A strange and mystifying ceremony, will take place in Moors Hall this week as hundreds of grim-lipped girls draw lots for their next year's rooms. A highly-coveted low number will give the holder a good chance for one of the choice rooms in her rent group.
The order of the drawing goes by classes, and Work Chairmen (girls in charge of dorm work activity) get special priority. Girls who fail to draw a number at the time scheduled for their class will be assigned at the end of their group.
Virtue gets its own reward, for in accordance with a ruling of the Board of Hall Presidents, girls may lose their room priority in cases of extreme irresponsibility. Persistent infraction of dorm rules and disregard for the rights of others will also be penalized.
Schedule for the drawing is as follows (class standings as of September 1952)
Seniors March 19, 9:45 to 12:15; 2:15 to 4 p.m.
Juniors March 20, at the same hours.
Sophomores March 21, at the same hours.
Room preferences cards, with a $50 deposit, are due April 9.

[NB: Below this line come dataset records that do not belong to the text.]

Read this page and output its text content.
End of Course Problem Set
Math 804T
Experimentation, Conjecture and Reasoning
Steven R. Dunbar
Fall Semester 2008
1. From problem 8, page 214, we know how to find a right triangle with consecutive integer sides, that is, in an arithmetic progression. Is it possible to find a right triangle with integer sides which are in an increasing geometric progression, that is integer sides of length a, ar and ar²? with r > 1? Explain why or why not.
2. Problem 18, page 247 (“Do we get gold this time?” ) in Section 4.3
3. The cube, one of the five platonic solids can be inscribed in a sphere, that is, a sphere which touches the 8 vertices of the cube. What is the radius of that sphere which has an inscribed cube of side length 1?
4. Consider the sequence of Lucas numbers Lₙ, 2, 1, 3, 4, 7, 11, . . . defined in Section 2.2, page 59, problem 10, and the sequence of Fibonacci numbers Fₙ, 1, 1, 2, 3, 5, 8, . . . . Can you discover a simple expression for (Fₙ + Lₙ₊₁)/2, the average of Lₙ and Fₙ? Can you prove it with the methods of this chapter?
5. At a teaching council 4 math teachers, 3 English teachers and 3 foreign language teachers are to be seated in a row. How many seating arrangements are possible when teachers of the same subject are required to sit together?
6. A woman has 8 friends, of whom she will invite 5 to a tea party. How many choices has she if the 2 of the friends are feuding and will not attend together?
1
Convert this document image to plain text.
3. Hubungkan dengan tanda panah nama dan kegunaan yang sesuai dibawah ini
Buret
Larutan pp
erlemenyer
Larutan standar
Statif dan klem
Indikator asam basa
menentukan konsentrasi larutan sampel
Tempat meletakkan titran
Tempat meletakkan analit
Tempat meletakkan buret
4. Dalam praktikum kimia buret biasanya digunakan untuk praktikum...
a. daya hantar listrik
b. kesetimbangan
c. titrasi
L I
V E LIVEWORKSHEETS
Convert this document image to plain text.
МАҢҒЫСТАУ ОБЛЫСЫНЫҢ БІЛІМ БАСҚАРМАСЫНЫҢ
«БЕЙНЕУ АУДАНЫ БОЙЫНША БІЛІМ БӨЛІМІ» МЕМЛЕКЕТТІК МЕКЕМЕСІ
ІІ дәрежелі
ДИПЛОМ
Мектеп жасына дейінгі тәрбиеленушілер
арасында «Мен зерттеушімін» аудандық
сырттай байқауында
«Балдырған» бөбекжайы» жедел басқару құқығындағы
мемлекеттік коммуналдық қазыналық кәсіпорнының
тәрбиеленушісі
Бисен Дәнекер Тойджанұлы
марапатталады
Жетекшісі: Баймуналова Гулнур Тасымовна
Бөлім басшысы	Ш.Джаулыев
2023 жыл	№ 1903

Most of the vacancies in the smaller "off-campus" houses will be filled by sophomores, since juniors and seniors are assigned to them only by request, and all freshmen live in the eight quad dorms. Girls who will live in the small houses will probably list roommate preferences because most, of the rooms are doubles and triples.
Edmands and Everett will be cooperatives next year, but Peach House will be continued as a cooperative only if there is sufficient demands. Assignments to these houses are made on the basis of financial need. If a student who wants to live in one is not applying for a scholarship, she must fill out a financial statement available at the Dean's Office.
Battle For Holmes
Also involved in the drawing will be a struggle by many of the girls to get into bright, new Holmes Hall. Radcliffe's future music center. Officials expect a flood of applicants for Holmes, which will have its official opening next fall.
Just how big the demand for Holmes Hall will be is still uncertain. Music concentrators--of whom there are only ten this year at Radcliffe--will probably elect to live there and their preference should receive first consideration. Whether students enrolled in music courses will receive next consideration has not yet been decided.
Mary Small, Dean of Residence, has said that should a real problem arise on the question of admittance to Holmes Hall, there will be a meeting of the Deans and the Board of Hall Presidents. The administrators will then decide whether to give preference to music students over those with low numbers.
The main feature of Holmes will be the music library which is being moved over, en toto, from the Radcliffe Library. Record stacks will be placed in Holmes' basement, with listening rooms, booths equipped with phonographs, and eight practice rooms, five of which will contain pianos. The basement will not only have a reading room, but also a typing room and lounge combined.
WRRB In Basement
Radio Radcliffe has been alloted a studio, a glass-panelled control room, and its own private entrance in the basement of the new hall. From this location it will be able to broadcast to the living room above which will be wired for the purpose.
The spacious living room--1.333 square feet--will contain two grand pianos with a removable platform to be used for concerts. The rest of the first floor will be much like Moors Hall, elevator and all, but with only two reception rooms, instead of five.
There will be seventeen double rooms on each of the upper three floors all equipped with built in closets, bureaus, single beds--no more bunks--plus some equipment new in Radcliffe rooms. Kitchenettes with separate ironing and drying rooms, will be attached to the smokers.
According to Dean Small, there are to be no radical innovations in Holmes. As always, Radcliffe has striven to improve on the previous dormitories, but has not sought for luxury.